Have you tried telling him that you love him and it is okay to worry but, let you make mistakes?
 
KimbaFoxNatsume said:
Tonight, during another semi-argument, I told my dad he is the reason for me wanting to move out.

''To me, that doesn't sound like the right reason,'' he says, but doesn't lay out what the right reason is.

He also believes I have just about all the freedom to do what I want here. That came from the mouth of the man who won't let me travel alone, won't leave me home alone for the weekend, and didn't even want me to learn how to swim.

And sure, dating women would be lots of fun here, when seeing two men kiss on TV is enough to fill him with disgust!

I ended it by saying I'm tired of being treated like I'm retarded. No comment.
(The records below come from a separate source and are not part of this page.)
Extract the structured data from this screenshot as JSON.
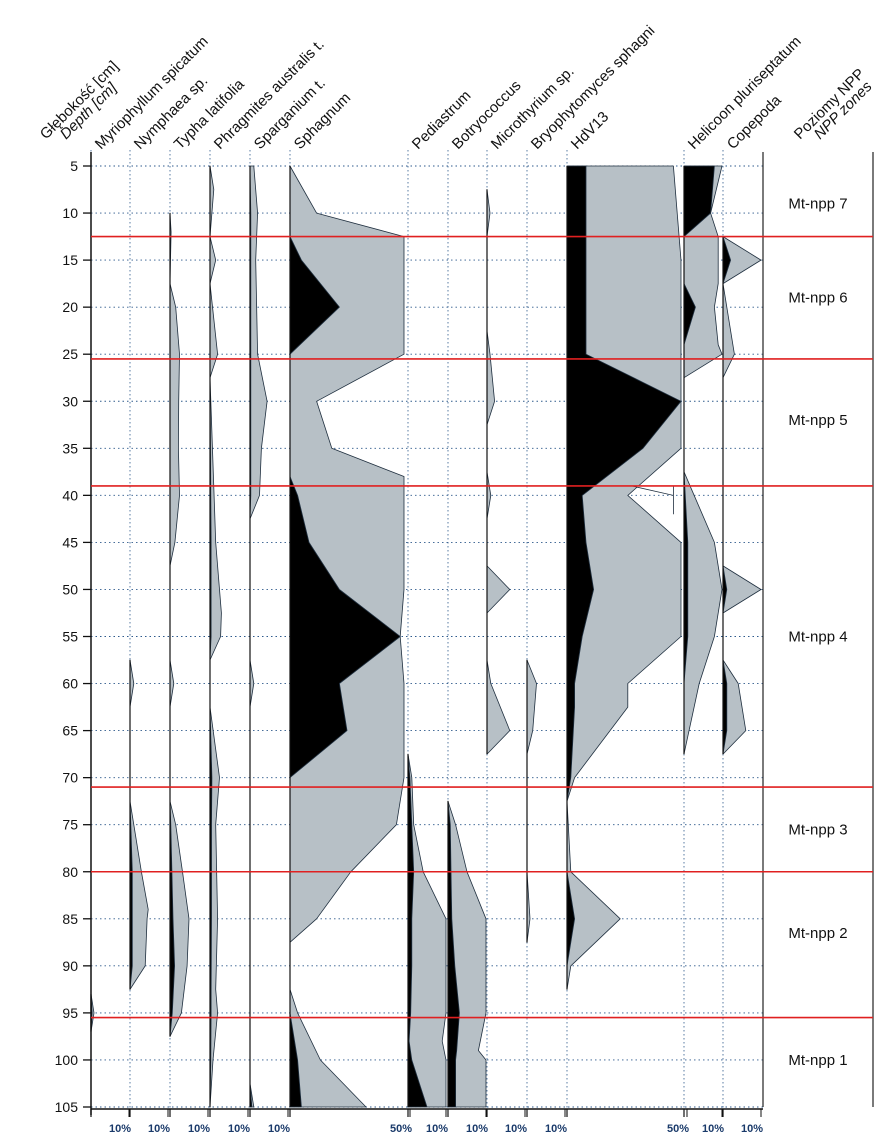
{
  "chart_data": {
    "type": "area",
    "title": "",
    "y_axis": {
      "label_pl": "Głębokość [cm]",
      "label_en": "Depth [cm]",
      "range": [
        5,
        105
      ],
      "ticks": [
        5,
        10,
        15,
        20,
        25,
        30,
        35,
        40,
        45,
        50,
        55,
        60,
        65,
        70,
        75,
        80,
        85,
        90,
        95,
        100,
        105
      ],
      "inverted": true
    },
    "colors": {
      "exaggeration_fill": "#b7c0c6",
      "value_fill": "#000000",
      "zone_line": "#e02020",
      "grid": "#2e5a8c",
      "scale_text": "#1a3a6a"
    },
    "series": [
      {
        "name": "Myriophyllum spicatum",
        "scale": 10,
        "scale_label": "10%",
        "depths": [
          93,
          95,
          97
        ],
        "values": [
          0,
          0.3,
          0
        ],
        "exaggerated": [
          0,
          0.8,
          0
        ]
      },
      {
        "name": "Nymphaea sp.",
        "scale": 10,
        "scale_label": "10%",
        "depths": [
          57.5,
          60,
          62.5,
          72.5,
          75,
          80,
          84,
          85,
          90,
          92.5
        ],
        "values": [
          0,
          0,
          0,
          0,
          0.2,
          0.6,
          0.6,
          0.6,
          0.6,
          0
        ],
        "exaggerated": [
          0,
          1,
          0,
          0,
          1,
          3,
          4.8,
          4.5,
          4,
          0
        ]
      },
      {
        "name": "Typha latifolia",
        "scale": 10,
        "scale_label": "10%",
        "depths": [
          10,
          12,
          17.5,
          20,
          25,
          30,
          35,
          40,
          45,
          47.5,
          57.5,
          60,
          62.5,
          72.5,
          75,
          80,
          85,
          90,
          95,
          97.5
        ],
        "values": [
          0,
          0,
          0,
          0,
          0,
          0,
          0,
          0,
          0,
          0,
          0,
          0,
          0,
          0,
          0.2,
          0.5,
          0.8,
          1.2,
          0.6,
          0
        ],
        "exaggerated": [
          0,
          0.3,
          0,
          1.5,
          2.5,
          2.3,
          2.2,
          2.5,
          1.3,
          0,
          0,
          1,
          0,
          0,
          1.5,
          3.3,
          5,
          4.5,
          3,
          0
        ]
      },
      {
        "name": "Phragmites australis t.",
        "scale": 10,
        "scale_label": "10%",
        "depths": [
          5,
          7.5,
          12.5,
          15,
          17.5,
          25,
          27.5,
          45,
          50,
          52.5,
          55,
          57.5,
          62.5,
          70,
          75,
          85,
          92.5,
          95,
          100,
          105
        ],
        "values": [
          0,
          0,
          0,
          0,
          0,
          0,
          0,
          0.3,
          0.3,
          0.3,
          0.3,
          0,
          0,
          0.5,
          0.4,
          0.4,
          0.3,
          0.3,
          0.2,
          0
        ],
        "exaggerated": [
          0,
          1,
          0,
          1.5,
          0,
          2,
          0,
          1.5,
          2.5,
          3,
          2.8,
          0,
          0,
          2.5,
          1.5,
          2,
          1.5,
          2,
          0.8,
          0
        ]
      },
      {
        "name": "Sparganium t.",
        "scale": 10,
        "scale_label": "10%",
        "depths": [
          5,
          10,
          15,
          25,
          30,
          35,
          40,
          42.5,
          57.5,
          60,
          62.5,
          102.5,
          105
        ],
        "values": [
          0,
          0.2,
          0.2,
          0.2,
          0.2,
          0.2,
          0.2,
          0,
          0,
          0,
          0,
          0,
          0.5
        ],
        "exaggerated": [
          1,
          2,
          1.5,
          2,
          4.5,
          3,
          2.5,
          0,
          0,
          1,
          0,
          0,
          1
        ]
      },
      {
        "name": "Sphagnum",
        "scale": 50,
        "scale_label": "50%",
        "depths": [
          5,
          10,
          12.5,
          15,
          20,
          25,
          30,
          35,
          38,
          40,
          45,
          50,
          55,
          60,
          65,
          70,
          75,
          80,
          85,
          87.5,
          92.5,
          95,
          100,
          105
        ],
        "values": [
          0,
          0,
          0,
          3,
          13,
          0,
          0,
          0,
          0,
          2,
          5,
          13,
          29,
          13,
          15,
          0,
          0,
          0,
          0,
          0,
          0,
          0,
          2,
          3
        ],
        "exaggerated": [
          0,
          7,
          30,
          30,
          30,
          30,
          7,
          11,
          30,
          30,
          30,
          30,
          29,
          30,
          30,
          30,
          28,
          16,
          7,
          0,
          0,
          2,
          8,
          20
        ]
      },
      {
        "name": "Pediastrum",
        "scale": 10,
        "scale_label": "10%",
        "depths": [
          67.5,
          70,
          75,
          80,
          85,
          90,
          95,
          98,
          100,
          105
        ],
        "values": [
          0,
          0.5,
          1,
          1.5,
          1,
          1,
          0.7,
          0.3,
          1,
          5
        ],
        "exaggerated": [
          0,
          1,
          1.5,
          4,
          10,
          10,
          10,
          9,
          10,
          10
        ]
      },
      {
        "name": "Botryococcus",
        "scale": 10,
        "scale_label": "10%",
        "depths": [
          72.5,
          75,
          80,
          85,
          90,
          95,
          99,
          100,
          105
        ],
        "values": [
          0,
          0.6,
          0.8,
          1,
          1.8,
          3,
          2.3,
          2,
          2
        ],
        "exaggerated": [
          0,
          2,
          5,
          10,
          10,
          10,
          8,
          10,
          10
        ]
      },
      {
        "name": "Microthyrium sp.",
        "scale": 10,
        "scale_label": "10%",
        "depths": [
          7.5,
          10,
          12.5,
          22.5,
          25,
          30,
          32.5,
          37.5,
          40,
          42.5,
          47.5,
          50,
          52.5,
          57.5,
          60,
          65,
          67.5
        ],
        "values": [
          0,
          0,
          0,
          0,
          0,
          0,
          0,
          0,
          0,
          0,
          0,
          0,
          0,
          0,
          0,
          0,
          0
        ],
        "exaggerated": [
          0,
          0.8,
          0,
          0,
          0.8,
          2,
          0,
          0,
          1,
          0,
          0,
          6,
          0,
          0,
          1,
          6,
          0
        ]
      },
      {
        "name": "Bryophytomyces sphagni",
        "scale": 10,
        "scale_label": "10%",
        "depths": [
          57.5,
          60,
          65,
          67.5,
          80,
          85,
          87.5
        ],
        "values": [
          0,
          0,
          0,
          0,
          0,
          0,
          0
        ],
        "exaggerated": [
          0,
          2.5,
          1.5,
          0,
          0,
          0.8,
          0
        ]
      },
      {
        "name": "HdV13",
        "scale": 50,
        "scale_label": "50%",
        "depths": [
          5,
          15,
          25,
          30,
          35,
          40,
          45,
          50,
          55,
          60,
          62.5,
          70,
          72.5,
          80,
          85,
          90,
          92.5
        ],
        "values": [
          5,
          5,
          5,
          30,
          20,
          4,
          5,
          7,
          4,
          2,
          2,
          1,
          0,
          0,
          2,
          0,
          0
        ],
        "exaggerated": [
          28,
          30,
          30,
          30,
          30,
          16,
          30,
          30,
          30,
          16,
          16,
          2,
          0,
          1,
          14,
          1,
          0
        ],
        "notch": {
          "depths": [
            39,
            40,
            42
          ],
          "values": [
            17,
            28,
            28
          ]
        }
      },
      {
        "name": "Helicoon pluriseptatum",
        "scale": 10,
        "scale_label": "10%",
        "depths": [
          5,
          10,
          12.5,
          17.5,
          20,
          24,
          25,
          27.5,
          37.5,
          45,
          50,
          55,
          60,
          67.5
        ],
        "values": [
          8,
          7,
          0,
          0,
          3,
          0,
          0,
          0,
          0,
          1,
          1,
          1,
          0,
          0
        ],
        "exaggerated": [
          10,
          7,
          9,
          9,
          8,
          9,
          10,
          0,
          0,
          8,
          10,
          8,
          4,
          0
        ]
      },
      {
        "name": "Copepoda",
        "scale": 10,
        "scale_label": "10%",
        "depths": [
          12.5,
          15,
          17.5,
          25,
          27.5,
          47.5,
          50,
          52.5,
          57.5,
          60,
          65,
          67.5
        ],
        "values": [
          0,
          2,
          0,
          0,
          0,
          0,
          1,
          0,
          0,
          1,
          1,
          0
        ],
        "exaggerated": [
          0,
          10,
          0,
          3,
          0,
          0,
          10,
          0,
          0,
          4,
          6,
          0
        ]
      }
    ],
    "zones": {
      "header_pl": "Poziomy NPP",
      "header_en": "NPP zones",
      "boundaries": [
        12.5,
        25.5,
        39,
        71,
        80,
        95.5
      ],
      "labels": [
        {
          "name": "Mt-npp 7",
          "depth": 9
        },
        {
          "name": "Mt-npp 6",
          "depth": 19
        },
        {
          "name": "Mt-npp 5",
          "depth": 32
        },
        {
          "name": "Mt-npp 4",
          "depth": 55
        },
        {
          "name": "Mt-npp 3",
          "depth": 75.5
        },
        {
          "name": "Mt-npp 2",
          "depth": 86.5
        },
        {
          "name": "Mt-npp 1",
          "depth": 100
        }
      ]
    }
  }
}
Then I proceeded to whoop his ass in the card game we were playing with the power of spite.
Kinda curious how old you are.

But that sounds like a simple case of overprotective parenting...

I would suggest taking your freedom and saying peace out...

My little has the same issue with her parents. But we plan on getting her out of that situation at some point!
 
PaSS said:
Kinda curious how old you are.

But that sounds like a simple case of overprotective parenting...

I would suggest taking your freedom and saying peace out...

My little has the same issue with her parents. But we plan on getting her out of that situation at some point!
27 years old.
 
KimbaFoxNatsume said:
27 years old.
Oh gosh.... I stand by my statement... If you can. Get out... Over protective parenting... Gain your freedom and learn to be an independent adult.